We find no error in the proceeding of the lower court for, in reality, the motion of the respondents Young and Baldwin asking the court to order the petitioners to exercise their respective actions independently of one another because they did not have the same interests or the same cause of action, is equivalent to a petition for greater specification, based on said section 108 of Act No. 190, or at least, to a demurrer based on the misjoinder of the plaintiffs. The lower court so held, thereby practically reconsidering its order overruling the demurrer of the respondents, a thing perfectly legal and possible because, like any other court, it had the inherent incidental power to modify and alter its orders, in the interest of justice (sec. 11 of Act No. 190).
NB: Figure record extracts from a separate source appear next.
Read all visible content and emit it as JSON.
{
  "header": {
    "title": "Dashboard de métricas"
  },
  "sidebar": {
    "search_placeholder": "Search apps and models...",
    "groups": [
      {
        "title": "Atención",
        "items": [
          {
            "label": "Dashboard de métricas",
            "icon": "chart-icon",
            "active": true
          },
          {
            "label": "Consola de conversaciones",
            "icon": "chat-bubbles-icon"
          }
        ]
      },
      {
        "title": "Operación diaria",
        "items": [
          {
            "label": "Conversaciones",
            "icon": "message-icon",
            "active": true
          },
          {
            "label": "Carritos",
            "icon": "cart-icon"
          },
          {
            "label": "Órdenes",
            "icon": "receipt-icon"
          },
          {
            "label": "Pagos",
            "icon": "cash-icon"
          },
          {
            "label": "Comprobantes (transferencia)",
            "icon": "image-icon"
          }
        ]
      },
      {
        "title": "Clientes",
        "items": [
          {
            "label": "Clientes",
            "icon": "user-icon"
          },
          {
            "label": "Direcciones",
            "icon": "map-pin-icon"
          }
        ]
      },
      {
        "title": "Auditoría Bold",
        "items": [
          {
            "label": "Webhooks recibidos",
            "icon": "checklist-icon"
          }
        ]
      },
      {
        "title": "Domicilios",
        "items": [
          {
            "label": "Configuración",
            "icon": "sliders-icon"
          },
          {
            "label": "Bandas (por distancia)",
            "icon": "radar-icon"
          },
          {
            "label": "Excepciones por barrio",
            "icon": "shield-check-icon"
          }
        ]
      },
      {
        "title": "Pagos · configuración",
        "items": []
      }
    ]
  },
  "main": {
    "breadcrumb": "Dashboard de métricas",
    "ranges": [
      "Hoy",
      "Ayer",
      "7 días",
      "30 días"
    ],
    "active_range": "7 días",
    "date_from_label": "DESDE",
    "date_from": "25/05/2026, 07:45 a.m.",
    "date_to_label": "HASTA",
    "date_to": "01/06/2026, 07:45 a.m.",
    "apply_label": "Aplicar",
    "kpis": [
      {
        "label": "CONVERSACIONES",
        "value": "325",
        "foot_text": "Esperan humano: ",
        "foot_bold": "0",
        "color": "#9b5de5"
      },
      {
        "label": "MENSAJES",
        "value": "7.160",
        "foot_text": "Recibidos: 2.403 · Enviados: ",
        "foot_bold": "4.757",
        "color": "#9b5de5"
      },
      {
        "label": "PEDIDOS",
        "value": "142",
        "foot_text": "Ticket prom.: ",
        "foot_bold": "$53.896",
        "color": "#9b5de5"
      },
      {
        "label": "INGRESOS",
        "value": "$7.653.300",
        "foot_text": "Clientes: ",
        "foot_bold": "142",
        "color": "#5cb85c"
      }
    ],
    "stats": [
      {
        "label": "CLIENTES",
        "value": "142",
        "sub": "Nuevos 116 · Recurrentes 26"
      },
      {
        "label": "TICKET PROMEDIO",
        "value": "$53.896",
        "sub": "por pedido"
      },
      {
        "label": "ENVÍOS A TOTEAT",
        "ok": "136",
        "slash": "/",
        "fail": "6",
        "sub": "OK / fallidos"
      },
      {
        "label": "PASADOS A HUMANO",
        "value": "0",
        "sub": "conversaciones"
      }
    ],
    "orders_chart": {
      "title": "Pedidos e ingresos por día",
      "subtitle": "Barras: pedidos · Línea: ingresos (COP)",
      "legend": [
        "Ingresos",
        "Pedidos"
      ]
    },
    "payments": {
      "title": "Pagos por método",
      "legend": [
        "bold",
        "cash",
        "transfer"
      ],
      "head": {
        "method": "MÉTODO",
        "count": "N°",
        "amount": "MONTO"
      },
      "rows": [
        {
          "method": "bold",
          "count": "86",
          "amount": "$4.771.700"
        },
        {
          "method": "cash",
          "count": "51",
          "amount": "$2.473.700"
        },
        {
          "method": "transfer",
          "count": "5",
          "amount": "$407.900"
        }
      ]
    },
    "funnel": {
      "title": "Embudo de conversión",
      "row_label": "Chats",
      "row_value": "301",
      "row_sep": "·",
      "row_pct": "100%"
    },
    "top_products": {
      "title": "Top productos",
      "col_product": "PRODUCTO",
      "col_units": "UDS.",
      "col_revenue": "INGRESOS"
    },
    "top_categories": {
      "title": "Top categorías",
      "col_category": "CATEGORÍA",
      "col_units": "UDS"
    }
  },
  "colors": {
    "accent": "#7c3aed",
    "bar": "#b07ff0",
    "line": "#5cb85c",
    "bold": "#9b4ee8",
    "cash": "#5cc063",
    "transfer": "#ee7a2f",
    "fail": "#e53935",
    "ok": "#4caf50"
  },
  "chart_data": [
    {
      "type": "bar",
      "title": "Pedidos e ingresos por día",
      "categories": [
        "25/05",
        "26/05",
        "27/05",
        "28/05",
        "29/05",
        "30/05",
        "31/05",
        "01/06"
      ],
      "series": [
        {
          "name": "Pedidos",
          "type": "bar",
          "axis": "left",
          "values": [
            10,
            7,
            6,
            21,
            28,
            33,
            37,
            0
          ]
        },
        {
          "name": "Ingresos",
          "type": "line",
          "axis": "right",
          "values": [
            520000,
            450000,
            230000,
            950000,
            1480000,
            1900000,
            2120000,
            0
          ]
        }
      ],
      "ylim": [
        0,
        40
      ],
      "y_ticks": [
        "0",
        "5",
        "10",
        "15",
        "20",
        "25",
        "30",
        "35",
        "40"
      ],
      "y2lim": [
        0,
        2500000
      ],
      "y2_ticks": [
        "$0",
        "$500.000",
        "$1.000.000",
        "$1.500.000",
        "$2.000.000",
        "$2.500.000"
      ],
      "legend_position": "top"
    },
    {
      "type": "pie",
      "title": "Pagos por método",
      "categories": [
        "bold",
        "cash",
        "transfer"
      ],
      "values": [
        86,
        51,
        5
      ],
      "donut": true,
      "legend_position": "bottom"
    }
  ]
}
On the other hand, the law is that when a demurrer to a complaint is sustained by the court, or when the latter orders that the allegations of the complaint be made more specific, and the plaintiff neither amends it to correct its defects nor makes the required specific allegations, the only remedy open is to dismiss the case, as the lower court correctly did (secs. 101 and 127 of Act No. 190; Marcelo vs. Bermudez and Alcantara, 38 Off. Gaz., 1612).
Wherefore, we affirm the appealed order dated February 28, 1936, with costs against the appellants. So ordered.
Avanceņa, C. J., Villa-Real, Imperial, Laurel, and Concepcion, JJ., concur.
Separate Opinions
MORAN, J., concurring:
I agree with the dispositive part. Although the motion for dismissal is not equivalent, in my opinion, to a motion for specification nor to a demurrer, I believe, however, that the same is permissible under the special circumstances of the case, where the plaintiff desires to conceal in his last amended complaint an undisputable fact alleged in his previous complaints, for the deliberate purpose of hiding an error in procedure, which, sooner or later, will be discovered, and which should be corrected as soon as possible to prevent unnecessary delays. The courts should be invested with ample powers to direct the proceedings and lead them toward a quick and efficient disposal of cases.